Her konser öncesi 'Murat Meriç kaç kişi geliyorsunuz?' derdi. Orada olurduk. ‘Her şeye hazırlıklıydım’ dedim ya. Bir tek buna hazırlıklı değildim. Çevre hareketinde, barış hareketinde hep en önde oldu. Her şeyden öte onun dik duruşu benim için çok önemli. Bakıyorum salona, çok sevdiklerim burada. Hepimizi birleştiren bir orkestra şefi gibiydi İlhan İrem. Bir gün bir yerde buluşacağız nasılsa. Onu, o imza cümlesiyle uğurlamak istiyorum: Işık ve sevgiyle usta.”

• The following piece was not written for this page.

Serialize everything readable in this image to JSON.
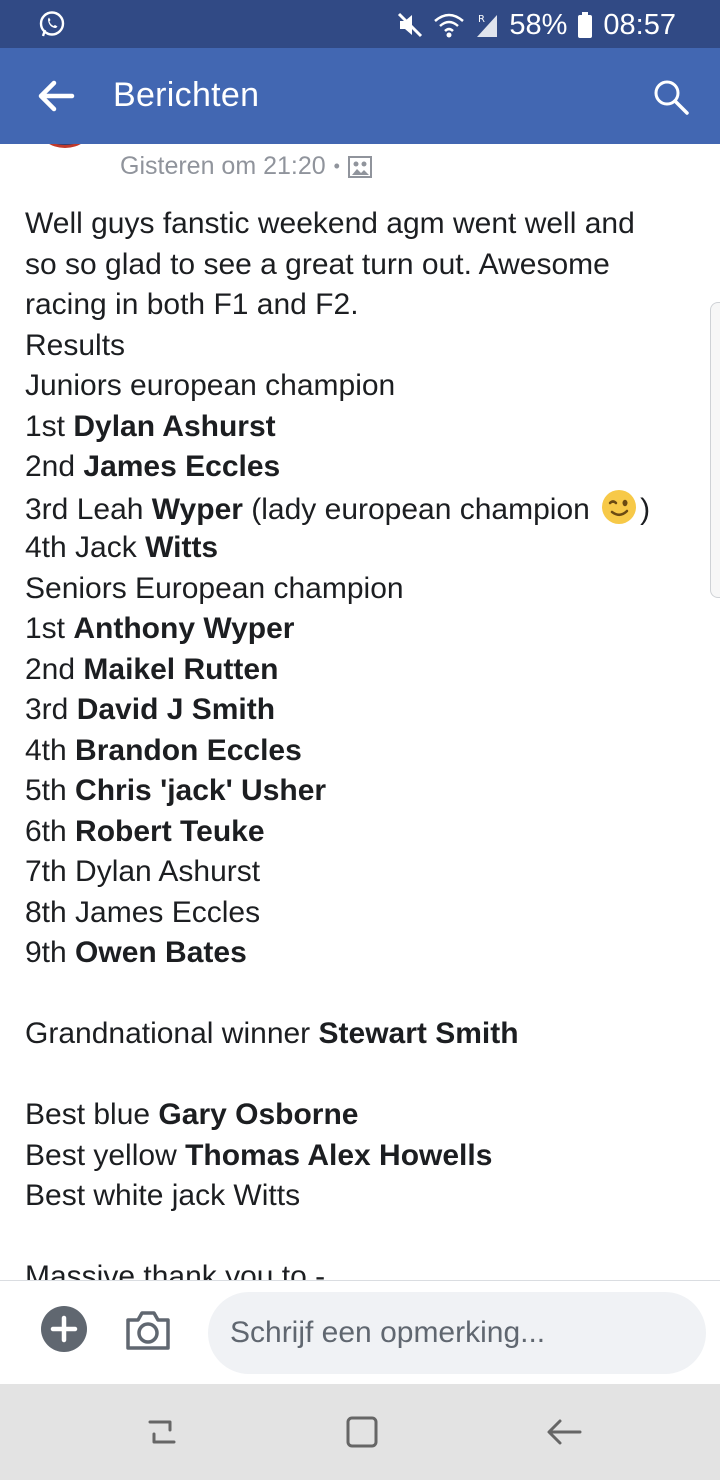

ERHAN KONUK (Sunucu): YAŞARKEN PAMUKLARDA SAKLASAK KEŞKE

58 yaşındayım. Ben İlhan'da 'Ne kadar büyürseniz o kadar küçüleceksiniz'i gördüm. O büyüdükçe küçüldü. Tevazu sahibiydi. Sizi o kadar güzel ağırlardı ki... 14 sene sonra ilk kez radyo programıma konuk oldu. TRT FM'e geldi. Kapının önü insan doldu. Kimseyi kırmamış birisiydi. O kadar zor ki bunları konuşmak. Anlatmak da zor. Biz hep giden kişinin arkasından gözyaşı döküyoruz. Onu sonradan anladığımızı düşünüyoruz. Yaşarken onları pamuklarda saklasak keşke. Çok değerli insanlar. İlhan'ı çok ama çok seviyordum. Ben sürekli seyahat eden bir insanım. Uçak biletinin 1 saat önce olduğunu fark etmemişim. Kafamı o kadar karıştırdı ki... İlhan'ı çok sevdim... Çok seviyorum. Çok da seveceğim.”

HAKAN EREN (Radyocu): HER ZAMAN RUHEN BERABER OLACAĞIZ

Radyo, televizyon ve sahnelerde çok şey konuşuyoruz ama burada konuşmak zor. Çok abiliğini gördüm ona müteşekkirim. Şarkı veremiyorum ama sana şiir vereceğim diyerek tanıştım. 2000 yılında çok ısrar ettim ama röportaj vermiyordu. 30'uncu yılında sana büyük bir sürpriz yapacağım dedi. 30'uncu sanat yılı için bana çok özel bir kayıt gönderdi. Ben bunu yayınladığım zaman radyonun önü konser kalabalığı kadardı. İletişimimiz hiç kopmadı. İlhan İrem'i müziği ile anlatmama gerek yok. Gerçek bir sanatçı, gerçek bir Atatürkçü ve gerçekten sözünü esirgemeyen biriydi. Gerçek sanatçılar her zaman yaşar. İşte gerçek sanatçı ve her zaman yaşayacak. Uzun zaman görüşemeyince: 'Bedenen değil, ruhen beraberiz' derdi. Her zaman ruhen beraber olacağız.”

Sanatçının cenazesi, buradaki törenden götürüldüğü Bebek Camii’nde kılınan cenaze namazının ardından Aşiyan Mezarlığı’nda toprağa verildi.